Consider the dataset below. This dataset is a small, subsample of the RED Wine Quality Dataset.

@relation 'sample-winequality-red.arff-weka.filters.unsupervised.attribute.Remove-R1-3,5-8,10-weka.filters.unsupervised.instance.Resample-S1-Z1.0-no-replacement'

@attribute 'residual sugar' numeric
@attribute pH numeric
@attribute alcohol numeric
@attribute quality numeric

@data
2.3,3.52,9.7,5
1.8,3.35,10.1,5
2,3.33,9.5,5
2.6,3.37,10.5,6
3.1,3.17,10.5,5
4,3.36,10.7,6
1.7,3.41,9.5,6
2.9,3.23,12.5,6
3.2,3.56,12.7,6
4.25,3.63,10.7,3
2.2,3.2,9.2,4
2.4,3.13,11.9,7
3.6,3.23,12,7
1.8,3.35,11,7
1.8,3.42,9.5,6
For this homework, we want to predict the quality attribute (prediction target) from the other predicting attributes residual sugar, pH, and alcohol.
  1. [5 points] Build a regression tree for this dataset in Weka using M5P with the following parameters:
    build regression tree: True unpruned: True useUnsmoothed: True default values for the remaining parameters
    Record the tree in your report.

  2. [45 points] Build a regression tree for this dataset in Weka using M5P with the following parameters:
    build regression tree: True unpruned: False useUnsmoothed: True default values for the remaining parameters
    Record the tree in your report [5 points]. Follow the regression tree pruning procedure by hand (read the corresponding Weka code in detail for this) so that you can describe in your report each of the steps followed by the pruning procedure. Include in your report all the necessary formulas and a description of the calculations done to prune the regression tree in Part 1 above to obtain the resulting pruned regression tree of this part [40 points].

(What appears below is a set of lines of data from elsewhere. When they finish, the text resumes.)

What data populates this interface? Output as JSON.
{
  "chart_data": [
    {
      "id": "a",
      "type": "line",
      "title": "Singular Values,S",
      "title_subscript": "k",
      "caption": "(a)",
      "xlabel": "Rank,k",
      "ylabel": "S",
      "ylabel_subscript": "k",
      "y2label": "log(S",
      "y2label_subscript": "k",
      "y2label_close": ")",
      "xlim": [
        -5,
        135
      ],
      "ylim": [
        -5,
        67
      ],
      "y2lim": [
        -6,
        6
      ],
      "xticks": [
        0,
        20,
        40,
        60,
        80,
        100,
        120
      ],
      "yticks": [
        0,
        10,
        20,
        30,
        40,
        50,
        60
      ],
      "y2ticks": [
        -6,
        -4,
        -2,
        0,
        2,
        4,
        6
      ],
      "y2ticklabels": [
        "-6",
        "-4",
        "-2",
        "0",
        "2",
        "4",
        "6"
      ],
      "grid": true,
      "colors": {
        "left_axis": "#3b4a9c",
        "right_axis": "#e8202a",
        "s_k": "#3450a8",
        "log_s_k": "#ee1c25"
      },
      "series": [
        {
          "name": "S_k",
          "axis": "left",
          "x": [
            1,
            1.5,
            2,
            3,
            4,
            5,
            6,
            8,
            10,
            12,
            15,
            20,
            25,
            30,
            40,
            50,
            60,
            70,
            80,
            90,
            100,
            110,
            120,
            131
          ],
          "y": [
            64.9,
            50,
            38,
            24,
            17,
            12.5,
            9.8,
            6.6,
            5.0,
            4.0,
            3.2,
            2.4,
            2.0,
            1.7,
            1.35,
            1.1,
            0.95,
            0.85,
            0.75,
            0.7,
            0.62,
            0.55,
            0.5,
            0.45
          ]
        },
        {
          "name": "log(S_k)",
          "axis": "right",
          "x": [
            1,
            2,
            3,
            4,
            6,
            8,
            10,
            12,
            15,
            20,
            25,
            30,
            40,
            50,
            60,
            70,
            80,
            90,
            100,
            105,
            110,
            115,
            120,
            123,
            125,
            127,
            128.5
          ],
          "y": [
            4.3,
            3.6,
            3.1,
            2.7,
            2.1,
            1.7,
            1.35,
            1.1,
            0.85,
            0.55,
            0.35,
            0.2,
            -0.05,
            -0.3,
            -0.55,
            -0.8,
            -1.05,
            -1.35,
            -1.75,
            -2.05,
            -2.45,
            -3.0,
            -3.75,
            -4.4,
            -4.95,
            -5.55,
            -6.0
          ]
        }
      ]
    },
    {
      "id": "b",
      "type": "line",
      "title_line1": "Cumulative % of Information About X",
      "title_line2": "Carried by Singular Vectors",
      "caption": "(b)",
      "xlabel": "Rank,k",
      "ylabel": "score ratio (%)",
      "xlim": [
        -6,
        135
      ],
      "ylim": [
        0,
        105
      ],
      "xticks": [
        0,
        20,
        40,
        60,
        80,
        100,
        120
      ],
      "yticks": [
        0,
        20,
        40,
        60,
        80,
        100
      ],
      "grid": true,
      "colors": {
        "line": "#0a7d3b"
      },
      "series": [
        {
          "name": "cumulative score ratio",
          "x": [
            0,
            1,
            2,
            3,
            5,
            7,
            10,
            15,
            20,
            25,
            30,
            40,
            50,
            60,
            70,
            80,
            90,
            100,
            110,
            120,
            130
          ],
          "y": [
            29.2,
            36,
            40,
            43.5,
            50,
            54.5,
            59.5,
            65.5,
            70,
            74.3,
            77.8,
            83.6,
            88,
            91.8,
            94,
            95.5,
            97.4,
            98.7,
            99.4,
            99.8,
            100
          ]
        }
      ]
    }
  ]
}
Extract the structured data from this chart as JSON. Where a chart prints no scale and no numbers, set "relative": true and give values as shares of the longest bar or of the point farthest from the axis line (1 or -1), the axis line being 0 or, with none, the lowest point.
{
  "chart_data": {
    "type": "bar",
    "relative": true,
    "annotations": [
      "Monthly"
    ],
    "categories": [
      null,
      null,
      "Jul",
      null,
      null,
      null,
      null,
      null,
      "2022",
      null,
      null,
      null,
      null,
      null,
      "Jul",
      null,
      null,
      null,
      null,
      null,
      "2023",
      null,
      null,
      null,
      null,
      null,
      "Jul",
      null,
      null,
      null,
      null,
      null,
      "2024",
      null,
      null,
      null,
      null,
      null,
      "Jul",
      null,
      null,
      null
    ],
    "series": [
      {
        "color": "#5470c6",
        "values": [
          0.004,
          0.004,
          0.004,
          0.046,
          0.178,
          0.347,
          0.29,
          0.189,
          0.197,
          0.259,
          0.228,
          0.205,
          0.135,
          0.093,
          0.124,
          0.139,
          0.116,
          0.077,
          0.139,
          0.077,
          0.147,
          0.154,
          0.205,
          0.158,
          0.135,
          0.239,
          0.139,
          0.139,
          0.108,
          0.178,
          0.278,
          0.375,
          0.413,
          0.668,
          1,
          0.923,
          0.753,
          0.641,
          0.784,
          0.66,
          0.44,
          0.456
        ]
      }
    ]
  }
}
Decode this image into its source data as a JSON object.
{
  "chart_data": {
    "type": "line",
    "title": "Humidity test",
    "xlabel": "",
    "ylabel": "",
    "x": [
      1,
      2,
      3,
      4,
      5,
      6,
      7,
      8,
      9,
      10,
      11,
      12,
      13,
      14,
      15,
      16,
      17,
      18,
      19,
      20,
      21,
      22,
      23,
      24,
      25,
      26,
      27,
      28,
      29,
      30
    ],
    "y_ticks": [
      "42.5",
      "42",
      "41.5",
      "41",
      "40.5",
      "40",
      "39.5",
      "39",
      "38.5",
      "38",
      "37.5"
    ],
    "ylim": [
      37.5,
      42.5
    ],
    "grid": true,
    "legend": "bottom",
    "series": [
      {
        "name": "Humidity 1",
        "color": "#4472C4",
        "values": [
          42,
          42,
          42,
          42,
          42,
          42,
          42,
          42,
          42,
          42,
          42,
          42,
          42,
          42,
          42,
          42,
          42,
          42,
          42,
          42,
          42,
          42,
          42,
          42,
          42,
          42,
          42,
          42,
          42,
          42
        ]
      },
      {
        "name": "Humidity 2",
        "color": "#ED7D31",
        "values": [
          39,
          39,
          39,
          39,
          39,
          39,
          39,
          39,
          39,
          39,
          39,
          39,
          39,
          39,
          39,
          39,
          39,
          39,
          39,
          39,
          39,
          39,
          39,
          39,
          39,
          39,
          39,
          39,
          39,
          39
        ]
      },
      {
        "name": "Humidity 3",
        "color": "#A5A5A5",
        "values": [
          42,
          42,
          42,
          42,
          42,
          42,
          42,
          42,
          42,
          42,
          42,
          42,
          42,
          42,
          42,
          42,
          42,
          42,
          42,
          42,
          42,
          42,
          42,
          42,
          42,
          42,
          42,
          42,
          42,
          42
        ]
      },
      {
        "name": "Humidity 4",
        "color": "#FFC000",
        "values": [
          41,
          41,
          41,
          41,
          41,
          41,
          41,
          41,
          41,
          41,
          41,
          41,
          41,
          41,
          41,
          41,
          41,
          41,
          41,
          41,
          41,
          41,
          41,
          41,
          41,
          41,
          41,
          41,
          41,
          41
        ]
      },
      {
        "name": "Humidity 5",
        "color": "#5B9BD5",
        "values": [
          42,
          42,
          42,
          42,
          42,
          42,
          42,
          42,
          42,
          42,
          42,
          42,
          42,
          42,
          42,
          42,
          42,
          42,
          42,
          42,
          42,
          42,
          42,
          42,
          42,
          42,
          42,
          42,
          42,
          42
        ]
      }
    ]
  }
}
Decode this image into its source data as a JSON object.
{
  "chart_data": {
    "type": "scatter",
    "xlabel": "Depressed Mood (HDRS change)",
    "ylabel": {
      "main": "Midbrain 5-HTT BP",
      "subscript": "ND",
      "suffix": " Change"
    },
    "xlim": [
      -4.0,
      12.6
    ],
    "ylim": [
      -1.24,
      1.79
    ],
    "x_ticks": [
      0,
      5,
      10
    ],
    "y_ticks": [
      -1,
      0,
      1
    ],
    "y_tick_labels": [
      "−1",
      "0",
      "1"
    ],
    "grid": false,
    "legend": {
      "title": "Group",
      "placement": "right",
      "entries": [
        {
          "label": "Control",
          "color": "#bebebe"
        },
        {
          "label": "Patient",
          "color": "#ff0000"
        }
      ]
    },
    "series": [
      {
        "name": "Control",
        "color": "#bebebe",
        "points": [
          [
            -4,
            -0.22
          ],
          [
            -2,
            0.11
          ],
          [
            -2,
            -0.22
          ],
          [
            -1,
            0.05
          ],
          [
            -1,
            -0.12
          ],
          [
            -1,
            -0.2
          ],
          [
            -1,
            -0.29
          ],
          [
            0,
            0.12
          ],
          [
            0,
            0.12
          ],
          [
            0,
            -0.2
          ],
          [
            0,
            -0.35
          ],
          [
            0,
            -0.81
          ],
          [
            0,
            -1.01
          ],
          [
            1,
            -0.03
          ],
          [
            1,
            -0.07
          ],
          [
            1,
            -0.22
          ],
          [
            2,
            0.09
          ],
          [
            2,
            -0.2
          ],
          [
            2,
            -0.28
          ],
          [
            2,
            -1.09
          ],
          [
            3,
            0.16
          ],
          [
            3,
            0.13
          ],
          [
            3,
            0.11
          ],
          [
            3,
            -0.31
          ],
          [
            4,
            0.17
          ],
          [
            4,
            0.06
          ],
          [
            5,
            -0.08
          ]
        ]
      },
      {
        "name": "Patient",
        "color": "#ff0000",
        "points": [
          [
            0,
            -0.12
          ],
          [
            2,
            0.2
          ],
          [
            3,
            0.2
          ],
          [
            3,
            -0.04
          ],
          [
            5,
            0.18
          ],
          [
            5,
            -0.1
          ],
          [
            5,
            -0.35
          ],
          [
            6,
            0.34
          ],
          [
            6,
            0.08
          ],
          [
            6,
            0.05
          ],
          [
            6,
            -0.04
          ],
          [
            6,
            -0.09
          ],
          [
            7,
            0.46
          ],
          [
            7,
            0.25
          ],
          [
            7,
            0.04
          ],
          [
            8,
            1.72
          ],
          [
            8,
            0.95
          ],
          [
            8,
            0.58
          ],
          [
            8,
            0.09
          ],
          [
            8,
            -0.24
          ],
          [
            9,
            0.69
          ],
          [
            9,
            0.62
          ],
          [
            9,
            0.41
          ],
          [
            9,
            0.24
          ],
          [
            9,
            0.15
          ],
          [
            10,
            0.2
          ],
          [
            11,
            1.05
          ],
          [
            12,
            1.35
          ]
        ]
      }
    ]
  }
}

  3. [5 points] Build a model tree for this dataset in Weka using M5P with the following parameters:
    build regression tree: False unpruned: True useUnsmoothed: True default values for the remaining parameters
    Record the tree in your report.

  4. [45 points] Build a model tree for this dataset in Weka using M5P with the following parameters:
    build regression tree: False unpruned: False useUnsmoothed: True default values for the remaining parameters
    Record the tree in your report [5 points]. Follow the model tree pruning procedure by hand (read the corresponding Weka code in detail for this) so that you describe in your report each of the steps followed by the pruning procedure. Include in your report all the necessary formulas and a description of the calculations done to prune the model tree in Part 3 above to obtain the resulting pruned model tree of this part [40 points].

II. Project Part

[250 points: 50 points for linear regression, 100 points for regression trees, and 100 points for model trees. See Project Guidelines for the detailed distribution of these points.]